Message: We lift up our eyes to see the other person - and the star.
A new year, a new beginning - that's our theme. Last weekend - with Holy Family Sunday - we saw a first dimension: That God makes us for family. Because family means to bear each other's burdens, we experience a temptation to pull away - the temptation of false individualism.
In his famous story, "A Christmas Carol" Charles Dickens describes the danger of false individualism. As you remember, to Ebenezer Scrooge a ghost appears dragging a long heavy chain. The ghost explains that he forged the chain by his own free will - by all the things he clung to. The ghost laments that in his life he kept his head toward the ground, never really seeing people. "Why did I walk through crowds of fellow beings," he says, "with my eyes turned down?"* Then he adds that if he had lifted up his head he would have seen not only other people, but a "blessed star" - like the star that led the Wise Men to a "poor abode." Instead of now dragging his possessions as a chain, he could have given them to those in need.
Brothers and sisters, that's our challenge for Epiphany Sunday as we begin a New Year: to lift up our eyes to see other people - and the star.
Don't run out of the church. The place to start is here with your own family and your parish family. When you give the sign of peace, see the face of the person close to you. Don't worry about greeting everyone or making a joke. Look at the other person. Smile. Say: "Peace be with you." Or simply, "Peace." Ask God to help you mean it. If you know the person's name, say it: "Peace, Jonathan!" That person needs peace.
This ties with our theme: New Year, New Beginning. You can make a new beginning in your family, at least with one member. We can make a new beginning as a parish family. Not by putting on a feel good, happy face. That's OK, but we are talking here about hard work - lifting up ones eyes to see the face of that other person. Maybe someone you have lived with for years, maybe someone sitting next to you. A new year, a new beginning.

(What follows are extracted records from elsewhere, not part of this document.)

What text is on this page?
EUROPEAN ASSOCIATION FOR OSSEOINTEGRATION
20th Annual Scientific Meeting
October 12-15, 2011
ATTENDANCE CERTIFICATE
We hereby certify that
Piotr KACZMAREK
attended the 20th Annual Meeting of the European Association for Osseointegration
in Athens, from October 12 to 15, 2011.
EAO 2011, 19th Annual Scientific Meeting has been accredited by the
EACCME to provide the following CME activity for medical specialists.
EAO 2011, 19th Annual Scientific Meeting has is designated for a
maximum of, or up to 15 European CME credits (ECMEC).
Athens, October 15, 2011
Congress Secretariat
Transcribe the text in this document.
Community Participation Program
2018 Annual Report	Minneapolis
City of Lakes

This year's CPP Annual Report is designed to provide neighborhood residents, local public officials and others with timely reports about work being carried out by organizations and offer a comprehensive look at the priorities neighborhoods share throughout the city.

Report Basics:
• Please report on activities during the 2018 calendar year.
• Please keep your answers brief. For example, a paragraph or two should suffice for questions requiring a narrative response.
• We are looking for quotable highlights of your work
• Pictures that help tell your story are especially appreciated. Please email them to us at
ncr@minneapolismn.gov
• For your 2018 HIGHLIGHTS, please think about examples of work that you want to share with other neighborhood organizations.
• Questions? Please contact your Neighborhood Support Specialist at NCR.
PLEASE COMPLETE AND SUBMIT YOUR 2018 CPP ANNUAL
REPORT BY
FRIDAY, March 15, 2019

Start with the person next to you, but do not stop there. I remember the great scholar, Cardinal Danielou, talking about riding public transportation. Praying quietly, he said that sometimes he would be overwhelmed by the faces of the people on the bus with him: each one, he thought, God is calling to an eternal relationship.
I have to admit that when I am in a public, I'm usually not praying. I have my eyes down, doing my shopping, trying to avoid stumbling into others. New Year's resolution: Lift my eyes and see at least one other person, see him as an image of God with an eternal destiny.
On this Epiphany Sunday I want to lift my eyes higher still. Like the Wise Men to see the star - the star that guides to a poor abode, to Jesus himself. Meeting Jesus I want to place before him whatever gifts I have.
You and I sometimes think we do not have gifts fit for Jesus - but that's a lie. That's a lie of the devil who wants to turn our gifts into chains. No, you and I do have gifts as valuable as gold, as sweet as frankincense, as comforting as myrrh.
We can make a new beginning by placing those gifts at Jesus feet. Start with the smile. It's God gift. The sour face, it belongs to you. The smile is a gift of God. Ask him, What do you want me to do? And what is your plan for us a parish?
In a few minutes I will say, "Lift up your hearts." And you will respond, "We have lifted them up to the Lord." We lift up our hearts, we lift our eyes to see the other person - and the star. Amen.
*"At this time of the rolling year," the spectre said, "I suffer most. Why did I walk through crowds of fellow-beings with my eyes turned down, and never raise them to that blessed Star which led the Wise Men to a poor abode? Were there no poor homes to which its light would have conducted me?"